What is a notice of default?

If a borrower falls behind on his mortgage payments, the mortgage lender might file a notice of default, which is an official public notice that the borrower is in arrears. It is one of the initial steps in the foreclosure process.

Deeper definition

Getting a notice of default doesn’t mean that the mortgage lender automatically will foreclose on your home, or that there’s nothing you can do to stop it once the process has started.

In fact, you can halt the foreclosure proceedings by getting caught up on your mortgage payments before the lender takes further legal action. However, a notice of default may appear on your credit report, potentially damaging your credit score and making it more difficult to get other types of credit and loans, and possibly hindering your ability to refinance your home loan.

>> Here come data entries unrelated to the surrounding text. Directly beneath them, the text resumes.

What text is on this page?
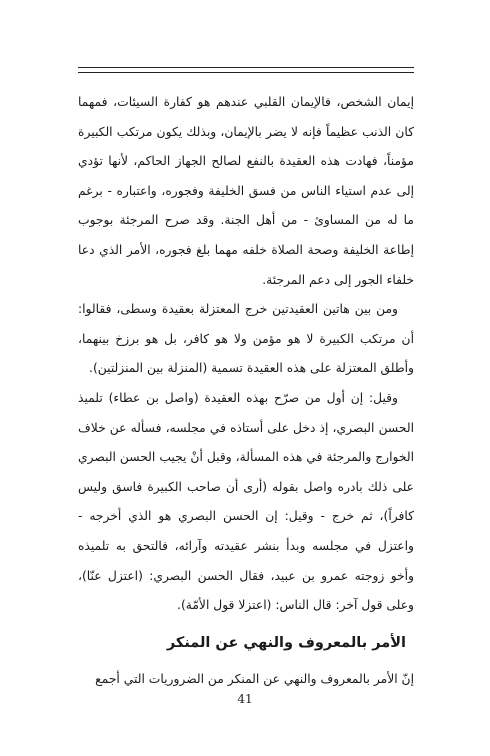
إيمان الشخص، فالإيمان القلبي عندهم هو كفارة السيئات، فمهما كان الذنب عظيماً فإنه لا يضر بالإيمان، وبذلك يكون مرتكب الكبيرة مؤمناً، فهادت هذه العقيدة بالنفع لصالح الجهاز الحاكم، لأنها تؤدي إلى عدم استياء الناس من فسق الخليفة وفجوره، واعتباره - برغم ما له من المساوئ - من أهل الجنة. وقد صرح المرجئة بوجوب إطاعة الخليفة وصحة الصلاة خلفه مهما بلغ فجوره، الأمر الذي دعا خلفاء الجور إلى دعم المرجئة.

ومن بين هاتين العقيدتين خرج المعتزلة بعقيدة وسطى، فقالوا: أن مرتكب الكبيرة لا هو مؤمن ولا هو كافر، بل هو برزخ بينهما، وأطلق المعتزلة على هذه العقيدة تسمية (المنزلة بين المنزلتين).

وقيل: إن أول من صرّح بهذه العقيدة (واصل بن عطاء) تلميذ الحسن البصري، إذ دخل على أستاذه في مجلسه، فسأله عن خلاف الخوارج والمرجئة في هذه المسألة، وقبل أنْ يجيب الحسن البصري على ذلك بادره واصل بقوله (أرى أن صاحب الكبيرة فاسق وليس كافراً)، ثم خرج - وقيل: إن الحسن البصري هو الذي أخرجه - واعتزل في مجلسه وبدأ بنشر عقيدته وآرائه، فالتحق به تلميذه وأخو زوجته عمرو بن عبيد، فقال الحسن البصري: (اعتزل عنّا)، وعلى قول آخر: قال الناس: (اعتزلا قول الأمّة).

الأمر بالمعروف والنهي عن المنكر

إنّ الأمر بالمعروف والنهي عن المنكر من الضروريات التي أجمع

41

Lenders typically use a notice of default in a nonjudicial foreclosure, or, in other words, when they don’t go through the court to foreclose on the home. Once the borrower is behind enough on payments for the lender to consider foreclosure, the mortgage company starts by filing the notice of default with the county recorder’s office.

The notice includes detailed information about the borrower and the debt, including the borrower’s name and address, and the name and address of the lender. It also includes a description of the property and the debt, as well as what the borrower must do to resolve the debt and what happens if he doesn’t. After this, the next step is filing a notice of sale.

Fortunately, there are ways to avoid foreclosure.

Notice of default example

If you’re several months behind on your mortgage payments, the lender will send you a letter, notifying you that you’re in arrears and stating how much you must pay to make the loan current.

If you don’t pay that amount by a specific deadline, the lender may begin foreclosure proceedings by filing a notice of default, which makes the issue public record instead of a matter between you and the lender.

If you don’t pay the amount requested by the due date, the lender will file a notice of sale and prepare to seize your property and sell it.